Pratiquement je structure ma séance de la façon suivante :

  1. Je commence bien évidemment par un échauffement, qui n’est pas trop long, pour la partie supérieur et inférieur du corps.
  2. J’essaie de faire au moins deux exercices de poussé et deux de tirage pour le haut du corps, en ajoutant si je veux un où deux exercices plus spécifiques et d’isolation (par exemple des curls biceps avec anneaux de gymnastique où sangles de suspension). Cela est important pour toujours faire un travail équilibré entre la chaîne antérieure et postérieure du haut du corps.
  3. Pour chaque type d’exercice (push-pull) j’utilise des variantes moins dures et plus dures afin de pouvoir faire seulement quelque répétitions avec le maximum de tension pour travailler la force, et plus de répétitions quasiment jusqu’à l’échec pour l’hypertrophie.
    En prenant l’exemple des tractions pour travailler tous le dos, je fais des tractions verticales avec trois où quatre séries de 3-6 répétitions en contractant au maximum tous les muscles pour développer la force: la connexion entre notre esprit et les muscles. En suite je fais des tractions horizontales (2 ou 3 séries d’une dizaines de répétitions) pour le volume musculaire.
  4. J’aurais aussi mes exercices pour les jambes et la partie moyenne du corps (oui je parle des abdos aussi 🙂 ).
  5. Des fois pour varier je pourrais ajouter aussi du travail de force explosive avec de la « pliométrie » (sauts, sprints, etc.)

Je fais en sorte de pouvoir travailler la force en premier, au début de la séance, car c’est le moment où l’on a le plus d’énergie pour pouvoir faire un travail plus intense.

Vous voyez comment j’arrive à tout travailler en une seule séance ? Je trouve cela assez pratique car je couvre tous les aspects du fitness tout en progressant vers des variantes d’exercices plus difficiles.

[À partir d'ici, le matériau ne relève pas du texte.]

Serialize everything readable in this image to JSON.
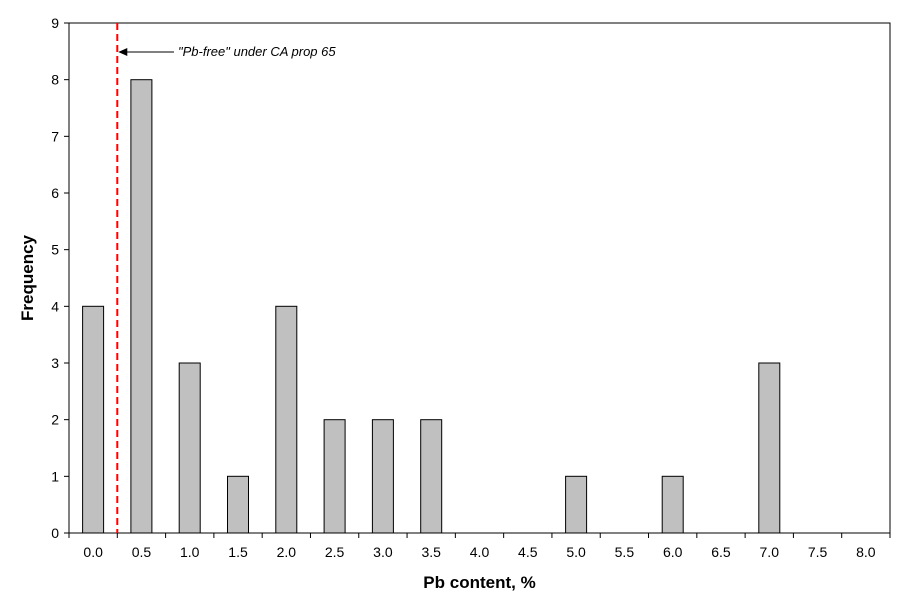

Aussi il faut savoir que ce programme n’est absolument pas figé et je pourrais le varier au fur et à mesure selon mes besoins et surtout selon mon biofeedback. Peut-être qu’un jour je me sens un peu plus fatigué et je n’arriverai pas à tout faire dans la même séance. Dans ce cas la je splitterai par exemple le travail de force tout seul dans un autre entraînement.
Donc il n’y a pas forcément de nombre de séances préfixées dans la semaine, car encore une fois tout peut-être (et doit être) adapté par rapport à notre état à chaque moment.

Dans mon cas il n’y a pas de périodisation car tout est concentré dans la même séance.
Peut-être que pour vous le fait de tout travailler dans la même séance est trop en termes de volume de travail, ou tout simplement vous trouvez qu’ajouter de la périodisation vous aide à mieux vous concentrer sur chaque aspect et mieux organiser votre programme aussi.

 
A vous de choisir votre meilleure méthode d’entraînement en se basant sur les principes de base exposés dans cet article.
Je dis toujours cela car je crois que ça n’existe pas de méthode ou programme d’entraînement qui est parfait pour tout le monde dans chaque situation.
Par contre en connaissant des principes de base et en vous inspirant d’autres idées, chacun peut arriver à construire son propre système qui sera le plus efficace dans son cas particulier. Exactement comme j’ai fait avec le mien!